5. Applications and Implications

The capabilities of Ferret-UI position it as an enabling technology for a wide range of interface-driven applications:

  • Mobile Accessibility: Accurate spatial understanding and detailed element descriptions enable construction of assistive tools for visually impaired users.
  • Automated Testing and Usability: Integration with QA pipelines allows automated app testing and cross-device usability evaluation without manual element coding.
  • UI Automation and Navigation: Advanced reasoning and user-centered instruction following facilitate intelligent agents capable of navigation, form-filling, and troubleshooting directly on device screens.
  • Design and Synthesis Tools: Developers and designers can leverage Ferret-UI to extract UI structure, classify widgets, and infer functional intent from screenshots, streamlining iterative design and cross-platform adaptation.
  • Cross-modal Interactive Agents: The suite can be used to build agents that ground natural language queries in precise UI actions, forming the basis for explainable, multimodal digital assistants.

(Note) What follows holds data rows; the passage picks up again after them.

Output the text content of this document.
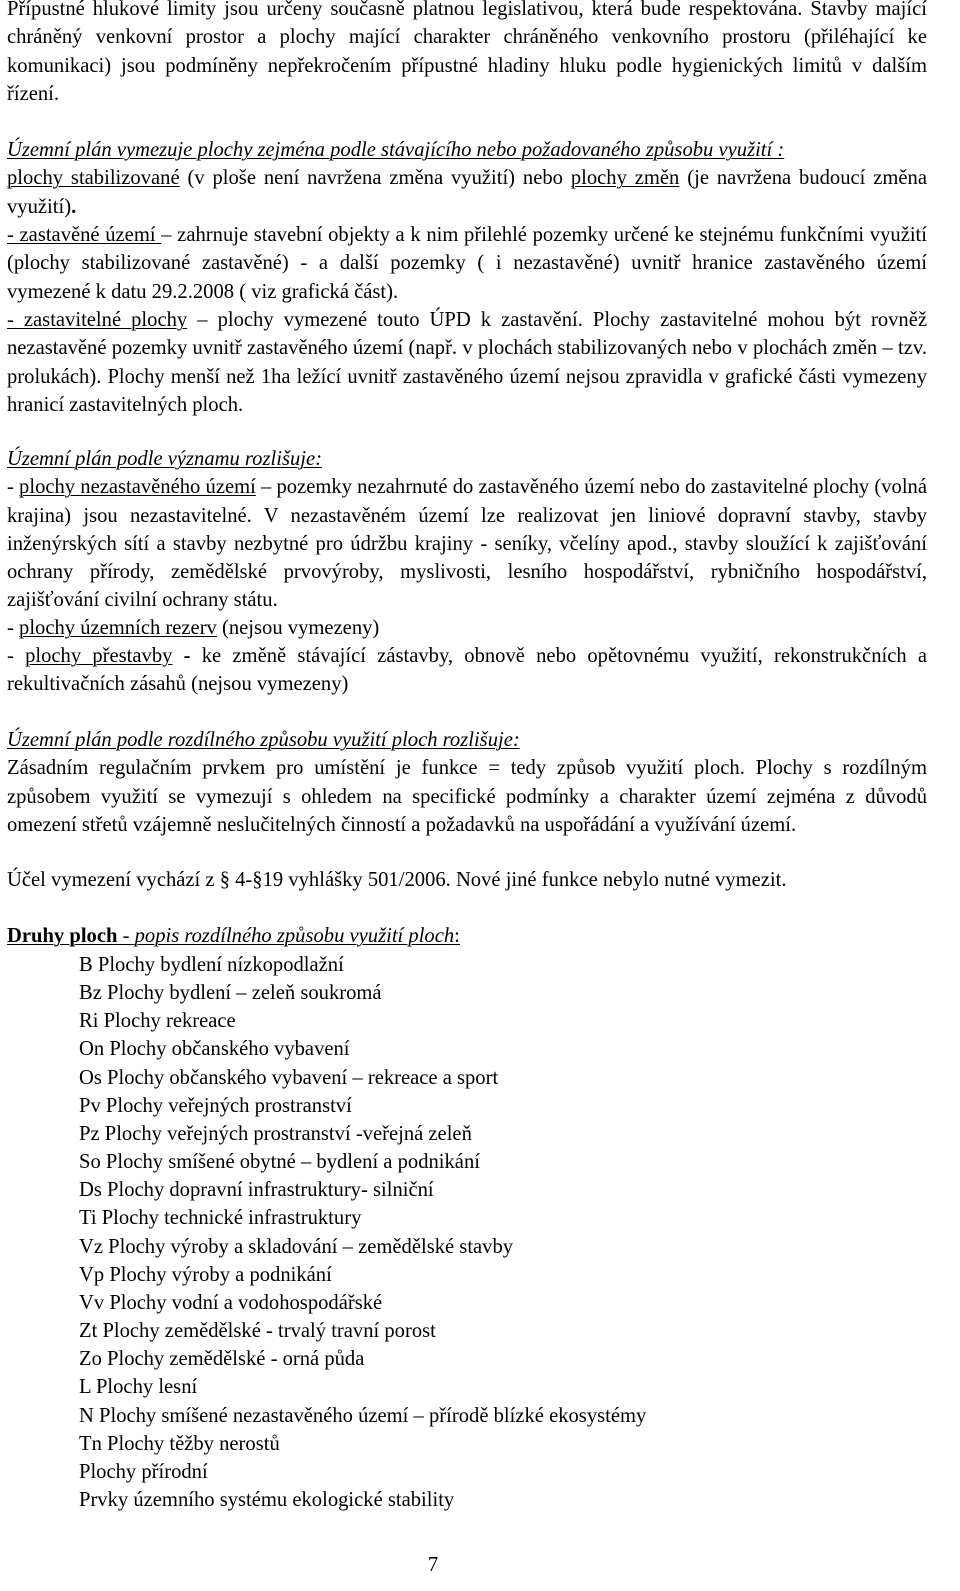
Přípustné hlukové limity jsou určeny současně platnou legislativou, která bude respektována. Stavby mající chráněný venkovní prostor a plochy mající charakter chráněného venkovního prostoru (přiléhající ke komunikaci) jsou podmíněny nepřekročením přípustné hladiny hluku podle hygienických limitů v dalším řízení.
Územní plán vymezuje plochy zejména podle stávajícího nebo požadovaného způsobu využití :
plochy stabilizované (v ploše není navržena změna využití) nebo plochy změn (je navržena budoucí změna využití).
- zastavěné území – zahrnuje stavební objekty a k nim přilehlé pozemky určené ke stejnému funkčními využití (plochy stabilizované zastavěné) - a další pozemky ( i nezastavěné) uvnitř hranice zastavěného území vymezené k datu 29.2.2008 ( viz grafická část).
- zastavitelné plochy – plochy vymezené touto ÚPD k zastavění. Plochy zastavitelné mohou být rovněž nezastavěné pozemky uvnitř zastavěného území (např. v plochách stabilizovaných nebo v plochách změn – tzv. prolukách). Plochy menší než 1ha ležící uvnitř zastavěného území nejsou zpravidla v grafické části vymezeny hranicí zastavitelných ploch.
Územní plán podle významu rozlišuje:
- plochy nezastavěného území – pozemky nezahrnuté do zastavěného území nebo do zastavitelné plochy (volná krajina) jsou nezastavitelné. V nezastavěném území lze realizovat jen liniové dopravní stavby, stavby inženýrských sítí a stavby nezbytné pro údržbu krajiny - seníky, včelíny apod., stavby sloužící k zajišťování ochrany přírody, zemědělské prvovýroby, myslivosti, lesního hospodářství, rybničního hospodářství, zajišťování civilní ochrany státu.
- plochy územních rezerv (nejsou vymezeny)
- plochy přestavby - ke změně stávající zástavby, obnově nebo opětovnému využití, rekonstrukčních a rekultivačních zásahů (nejsou vymezeny)
Územní plán podle rozdílného způsobu využití ploch rozlišuje:
Zásadním regulačním prvkem pro umístění je funkce = tedy způsob využití ploch. Plochy s rozdílným způsobem využití se vymezují s ohledem na specifické podmínky a charakter území zejména z důvodů omezení střetů vzájemně neslučitelných činností a požadavků na uspořádání a využívání území.
Účel vymezení vychází z § 4-§19 vyhlášky 501/2006. Nové jiné funkce nebylo nutné vymezit.
Druhy ploch - popis rozdílného způsobu využití ploch:
B Plochy bydlení nízkopodlažní
Bz Plochy bydlení – zeleň soukromá
Ri Plochy rekreace
On Plochy občanského vybavení
Os Plochy občanského vybavení – rekreace a sport
Pv Plochy veřejných prostranství
Pz Plochy veřejných prostranství -veřejná zeleň
So Plochy smíšené obytné – bydlení a podnikání
Ds Plochy dopravní infrastruktury- silniční
Ti Plochy technické infrastruktury
Vz Plochy výroby a skladování – zemědělské stavby
Vp Plochy výroby a podnikání
Vv Plochy vodní a vodohospodářské
Zt Plochy zemědělské - trvalý travní porost
Zo Plochy zemědělské - orná půda
L Plochy lesní
N Plochy smíšené nezastavěného území – přírodě blízké ekosystémy
Tn Plochy těžby nerostů
Plochy přírodní
Prvky územního systému ekologické stability
7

6. Limitations and Future Research

Current Ferret-UI models, while capable and extensible, have several open research fronts:

  • Platform and Orientation Generalization: Though Ferret-UI 2 improves cross-platform transfer, residual domain gaps remain for highly atypical orientations and platforms with rare or divergent layouts.
  • Data Generation Constraints: Synthesis of high-quality, spatially annotated, open-ended training data is non-trivial; continued improvements in visual prompt engineering and integration with high-capacity LLMs (e.g., GPT-4o) are critical.
  • Scalability to Larger Multimodal Backbones: Scaling transformer backbones and vision encoders could extend utility to even more complex, real-time, or large-scale UI systems, as well as richer multimodal fusion (e.g., video UIs).
  • UI/UX for Ferret-Driven Tools: While methodologies for UI dashboarding and interaction have been suggested (Editor's term: Ferret-UI dashboards), systematic user studies and toolkits with internal metric presentation (e.g., accuracy, grounding, IoU, GPT-4o evaluation) remain an open engineering effort.

7. Impact in the Broader MLLM Landscape

Ferret-UI constitutes a paradigm shift in grounded multimodal AI by integrating spatial reasoning, generalized UI comprehension, and user-centered interaction across visually diverse and structurally complex interfaces. Its sequential iterations—Ferret (region grounding), Ferret-UI (mobile adaptation, anyres), and Ferret-UI 2 (universal, adaptive gridding)—advance the frontiers of multimodal dialogue agents, automated UI understanding, and explainable interface automation. Empirical superiority demonstrated on GUIDE, GUI-World, and internal multi-platform benchmarks indicates the maturity and future potential of the Ferret-UI approach (You et al., 2023, You et al., 8 Apr 2024, Li et al., 24 Oct 2024).